Am I fucking up my GK setup as a US citizen? 50/50 with non-US citizen wife

rophina

New member
After piecing together advice from tax accountants for both US and JP without success, no one tax advisor will give me a straight answer so it's time for Reddit! I'm not cheap. I paid money for consults.

Consults so far:
  • I have a JP accounting firm who is going to setup a GK for me tomorrow.
  • I use Taxes for Expats for my US filing.
  • I have access to a US tax attorney (see below) who has no idea about Japan corporate tax laws and is semi useless.
  • A few "global tax firms" in Tokyo just completely ignored me even after multiple emails and calls over 4 months time. Clearly my account potential isn't great ROI for them.
Background:
  • Perma residence in Japan.
  • I'm in 40% tax bracket as employee for JP company.
  • New side hustle:
    • 1 US-based and 1 Mexico-based client
    • Both will pay to my corp JP bank account.
    • Doing consulting from Japan.
  • Non-US citizen wife I don't jointly file with for US taxes.
  • US-citizenship kids on US filing.
  • I expect nearly 50M jpy in revenue for new side hustle by end of the year.
  • Wife has years of experience in business area and will be helping me as I juggle my main job.
  • I do plan on hiring more people to help out and scale to more clients.
  • Low costs initially.
Current plan:
  • Create 50/50 GK with wife to reduce IRS filing to just form 5471 and avoid "controlling interest."
  • I'll be both Daihyo and Gyoumu roles. Wife is investor only.
  • No salary taken myself.
  • Pay wife salary for work.
  • Write off a bunch of costs like office equivalent to mortgage payments, cars, parking, etc.
Questions / Concern:
  • I'm about to do the above tomorrow. Am I fucking up?
  • Any better way to go about this?
  • Because it's a GK I assume both wife and I have limited liability up to the amount invested. Which means I need to file Form 5471 only.
  • Should I elect for this to be treated as a partnership or corporation for US purposes?
My past consult with a US tax CPA told me this below. My name is Jon as mentioned below. They refused to speak in definite terms on Japan taxes and said to contact a licensed tax attorney.

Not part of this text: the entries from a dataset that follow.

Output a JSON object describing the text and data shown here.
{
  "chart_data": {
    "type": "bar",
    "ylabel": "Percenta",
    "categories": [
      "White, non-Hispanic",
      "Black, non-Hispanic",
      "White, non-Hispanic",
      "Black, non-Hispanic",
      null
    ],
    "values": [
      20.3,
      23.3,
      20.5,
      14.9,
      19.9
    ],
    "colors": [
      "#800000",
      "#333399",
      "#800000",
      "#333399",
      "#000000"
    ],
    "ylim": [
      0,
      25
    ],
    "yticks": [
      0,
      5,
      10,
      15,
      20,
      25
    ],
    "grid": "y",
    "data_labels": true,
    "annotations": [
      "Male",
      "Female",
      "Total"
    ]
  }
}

If operations will encompass activities outside the scope of the Partner Company (other clients, other unrelated projects), the most flexible, economical, and commonly used business practice in this regard is to establish an LLC (合同会社) registered in Japan.

Please be aware that Jon as a U.S. Person and owner of 10% or more of the GK will need to file Form 5471 each year with his U.S. 1040 and disclose his officer, director, and member ownership of a foreign corporation (a Form 5471 “Category 2 filer”). Some additional reporting will be required if Jon owns more than 50% of this LLC. Note that 50% ownership is not a controlling interest, so the additional reporting will not be required in that case. What I am referring to here are various financial disclosures to the IRS, but a 50/50 arrangement as contemplated will entail minimal Form 5471 reporting on Jon's 1040. If you read a bit about IRS Form 5471 and the related instructions, you will understand what I mean.

If an LLC 50/50 is formed, IRS rules for your foreign LLC will classify taxation on whether the owner-members have unlimited liability. Under Regs. Sec. 301.7701-3(b)(2)(i)(B), a foreign eligible entity whose owner(s) all have limited liability will be considered a corporation. A multi-member foreign eligible entity that has at least one member with unlimited liability will be considered a foreign partnership under Regs.

Sec. 301.7701-3(b)(2)(i)(A). Note that if salaries are paid to each member that effectively distribute the LLC net income and therefore the entity reports breakeven operations generally and over multiple years, then treatment as a partnership or as a corporation will be moot for income tax purposes (aside from any Subpart F issues, but I need to know more about the nature of this business before I can advise you in this regard).

If neither partner nor Jon has unlimited liability and so the default classification is as a corporation, then the LLC may still elect to be treated as a partnership for U.S. purposes if the election is filed within 75 days of LLC establishment. Whether to make this election would depend on both of your intentions regarding how and when each year’s profits will be distributed to you both. If you intend to distribute net profits currently in some form (salaries, dividends, etc.), then it will not be needed. If you both intend for profits and the associated cash to remain in the LLC, it will be taxed by Japan, potentially generating a Foreign Tax Credit. Doing so will also subject the profit to double taxation: once paid as a corporation, and again when dividends are paid.
 
@rophina Your US CPA forgot about attribution rules. You will be considered 100% owner of the company for 5471 purposes, and have to file the full spectrum of schedules. The only way to avoid reporting is for her to own 100% and you 0.